A linguagem sobre identidade de gênero tem sido imposta de forma hegemônica pela classe burguesa, como sinal de avanço, progresso e superação de opressões, sob um suposto caráter “científico”, embora apresente elementos que conflituam com a capacidade organizativa da classe trabalhadora, com a classe sexual das mulheres e, de forma mais gravosa ainda, em relação à infância e adolescência. Basta observar financiadores e a quantidade de organizações que comprometem suas finalidades voltadas às mulheres, crianças, movimentos negros, enviesando com a agenda transativista, se descaracterizando completamente em sua razão de ser. Open Society, Ford Foundation2, entre outras, têm promovido debates, políticas, fundos de investimento e discursos a serem adotados. Quando se analisa os efeitos de políticas identitárias no cotidiano nota-se elementos de discrepância, distanciamento e elitismo e que vem, forçosamente, sendo empurrado à sociedade a fim de transparecer que se tem lastro social. 

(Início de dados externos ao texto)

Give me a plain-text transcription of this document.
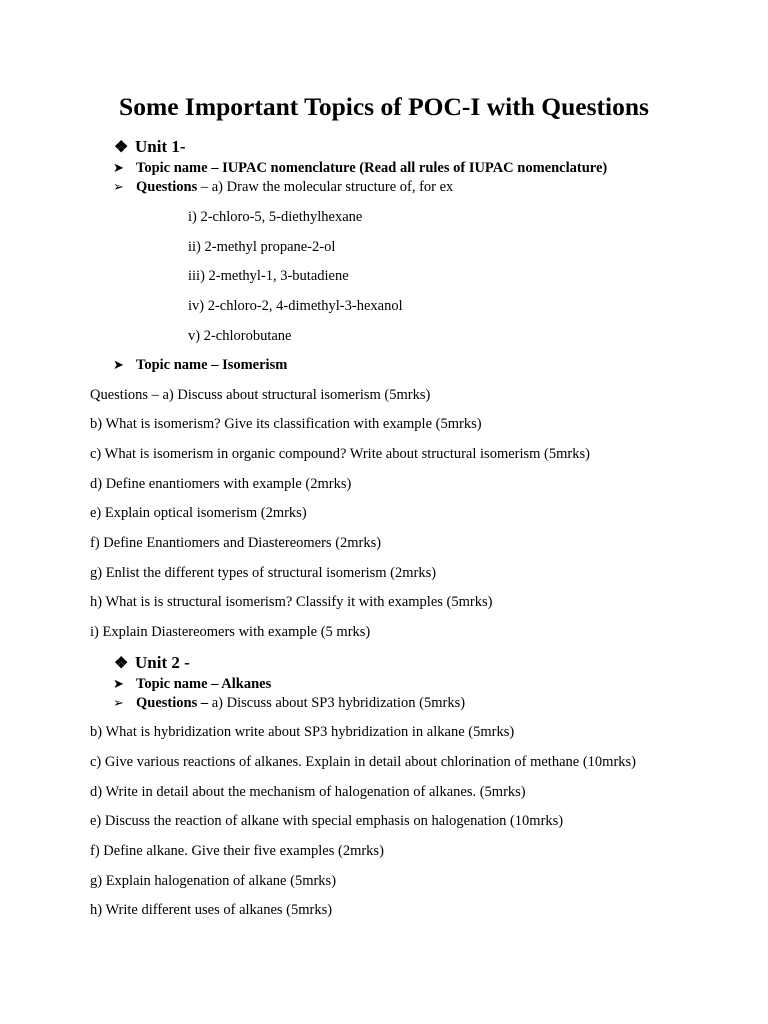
Some Important Topics of POC-I with Questions
❖ Unit 1-
➤ Topic name – IUPAC nomenclature (Read all rules of IUPAC nomenclature)
➢ Questions – a) Draw the molecular structure of, for ex
i) 2-chloro-5, 5-diethylhexane
ii) 2-methyl propane-2-ol
iii) 2-methyl-1, 3-butadiene
iv) 2-chloro-2, 4-dimethyl-3-hexanol
v) 2-chlorobutane
➤ Topic name – Isomerism
Questions – a) Discuss about structural isomerism (5mrks)
b) What is isomerism? Give its classification with example (5mrks)
c) What is isomerism in organic compound? Write about structural isomerism (5mrks)
d) Define enantiomers with example (2mrks)
e) Explain optical isomerism (2mrks)
f) Define Enantiomers and Diastereomers (2mrks)
g) Enlist the different types of structural isomerism (2mrks)
h) What is is structural isomerism? Classify it with examples (5mrks)
i) Explain Diastereomers with example (5 mrks)
❖ Unit 2 -
➤ Topic name – Alkanes
➢ Questions – a) Discuss about SP3 hybridization (5mrks)
b) What is hybridization write about SP3 hybridization in alkane (5mrks)
c) Give various reactions of alkanes. Explain in detail about chlorination of methane (10mrks)
d) Write in detail about the mechanism of halogenation of alkanes. (5mrks)
e) Discuss the reaction of alkane with special emphasis on halogenation (10mrks)
f) Define alkane. Give their five examples (2mrks)
g) Explain halogenation of alkane (5mrks)
h) Write different uses of alkanes (5mrks)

A adesão às teorias de gênero tem sido inseridas nas leis, resoluções e acordos coletivos governamentais de diversos países ocidentais, e, pelo manto de progresso, tem sido “argumento” suficiente para uma validação acrítica de boa parte do campo da esquerda no Brasil, culminando em um grave erro com consequências ainda a serem avaliadas a médio e longo prazo. Também importa notar que essa agenda vem sendo forçada artificialmente como uma suposta demanda da classe trabalhadora, e que tem uma operacionalização viabilizada por grandes corporações, bem como por meio de bandeiras encampadas por partidos e movimentos de esquerda no Brasil e no mundo. Você já viu campanhas da Doritos, da Carrefour, Itaú, Natura, em favor da “diversidade”, da linguagem neutra, da suposta inclusão, mas você não verá uma campanha anti pedofilia ou contra a misoginia, por essas grandes corporações. Um dos efeitos mais evidentes é que críticas têm sido conduzidas, algumas vezes com propriedade, pelo campo conservador de direita, onde se tem feito um contraponto, com apontamento dos equívocos e conflitos em torno dessa questão, bem como a denúncia da diluição de valores de referência importantes aos trabalhadores, o que acaba por se refletir no desvio de lutas que condizem com as necessidades sociais concretas. A questão identitária e sua imposição pelo campo progressista, parece ser um elemento que demonstra o movimento contraditório daquilo que viria para libertar, mas produz o seu inverso, fragmentando a organização da classe trabalhadora, descaracterizando a justa luta contra opressões por meio de falsas soluções, de uma desconexão da realidade, do flerte com o transhumanismo e elevação de “soluções de linguagem” para problemas reais (e isso não quer dizer, de maneira alguma, que são inócuas, visto que a linguagem molda a realidade). 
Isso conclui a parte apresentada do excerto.